- Hall & Read
- Cannes, Rd. 22 February 1883
- Earthenware
- 9.75 x 9.75 in (24.77 x 24.77 cm)
-
Not For Sale
Plate, 9.75 inches diameter. Black transfer with polychrome clobbering and gilding. Maker is Hall & Read. The registry diamond dates the registration of the pattern to 22 February 1883. Three cartouches (one round, one square and one partial square) are found on this plate. The central round cartouche contains a stag with a large rack of antlers in a rural scene with trees and other foliage. The two remaining cartouches are infilled with flowers. All three are surrounded with a lace-like ribbon border. On the left a large branch of blossoms completes the design.
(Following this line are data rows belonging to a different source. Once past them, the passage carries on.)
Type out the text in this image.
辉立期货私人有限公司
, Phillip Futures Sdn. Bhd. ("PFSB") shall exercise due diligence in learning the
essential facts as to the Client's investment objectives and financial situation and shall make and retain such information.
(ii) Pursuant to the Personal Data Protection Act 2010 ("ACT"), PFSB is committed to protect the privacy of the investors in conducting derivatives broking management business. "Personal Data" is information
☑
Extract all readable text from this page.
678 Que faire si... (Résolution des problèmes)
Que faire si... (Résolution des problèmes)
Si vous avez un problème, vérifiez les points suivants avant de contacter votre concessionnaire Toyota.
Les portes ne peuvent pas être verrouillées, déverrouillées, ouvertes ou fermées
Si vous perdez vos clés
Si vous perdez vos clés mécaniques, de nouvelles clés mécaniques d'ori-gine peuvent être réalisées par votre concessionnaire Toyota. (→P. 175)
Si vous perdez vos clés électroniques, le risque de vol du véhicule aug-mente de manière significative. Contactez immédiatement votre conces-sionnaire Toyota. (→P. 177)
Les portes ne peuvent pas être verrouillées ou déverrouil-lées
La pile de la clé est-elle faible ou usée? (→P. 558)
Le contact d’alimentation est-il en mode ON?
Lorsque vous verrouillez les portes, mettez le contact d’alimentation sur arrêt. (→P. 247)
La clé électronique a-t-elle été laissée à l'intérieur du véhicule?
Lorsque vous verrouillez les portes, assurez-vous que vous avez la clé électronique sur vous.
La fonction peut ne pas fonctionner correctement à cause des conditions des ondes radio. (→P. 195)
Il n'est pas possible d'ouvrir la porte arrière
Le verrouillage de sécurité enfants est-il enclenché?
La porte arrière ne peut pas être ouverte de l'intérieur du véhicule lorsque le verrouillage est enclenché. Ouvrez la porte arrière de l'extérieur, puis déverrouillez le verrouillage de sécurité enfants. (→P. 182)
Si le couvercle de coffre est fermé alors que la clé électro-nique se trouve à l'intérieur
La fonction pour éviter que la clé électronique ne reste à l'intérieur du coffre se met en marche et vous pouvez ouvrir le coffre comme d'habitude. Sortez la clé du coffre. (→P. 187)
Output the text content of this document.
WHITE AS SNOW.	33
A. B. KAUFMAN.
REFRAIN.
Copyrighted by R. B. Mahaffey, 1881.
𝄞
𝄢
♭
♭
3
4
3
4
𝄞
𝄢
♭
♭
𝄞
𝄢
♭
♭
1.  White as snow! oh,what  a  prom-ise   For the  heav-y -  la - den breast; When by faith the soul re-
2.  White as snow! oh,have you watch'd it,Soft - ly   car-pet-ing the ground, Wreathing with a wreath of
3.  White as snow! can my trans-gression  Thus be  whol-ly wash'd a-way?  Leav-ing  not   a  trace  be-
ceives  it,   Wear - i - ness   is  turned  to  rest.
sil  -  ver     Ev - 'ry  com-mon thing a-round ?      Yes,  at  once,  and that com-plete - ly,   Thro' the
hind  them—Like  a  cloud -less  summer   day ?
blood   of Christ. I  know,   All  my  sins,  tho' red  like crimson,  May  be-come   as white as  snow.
Hall & Read are first recorded as earthenware manufacturers at the Wellington Works, Newport Street, Burslem in Keate’s Gazetteer of the Staffordshire Potteries published in December 1882. The Wellington Pottery seems to have been on a short lease to a number of potters before and after Hall & Read, who by 1883 had moved to Victoria Square, Hanley. Despite registering several ceramic designs, of which at least one is a fashionable competently produced pattern, the company was financially unsuccessful and was bankrupt by 1887. The London Gazette reported on 11 November 1887 that a deed of assignment had been made for creditors and cited Henry Hall of Withey Stakes, near Werrington in the county of Stafford, Earthenware Manufacturer and Metal Mounter, and Joseph Read of Hanley, in the same county, … lately carrying on business at the Victoria Works, Hanley aforesaid under the style of Hall and Read … Henry Hall, lately carrying on business as a Metal Mounter, at the New Hall Works, in New Hall-street Hanley. As a metal mounter no doubt Mr. Hall would have been adding Britannia metal lids to stoneware pieces such as jugs and biscuit barrels.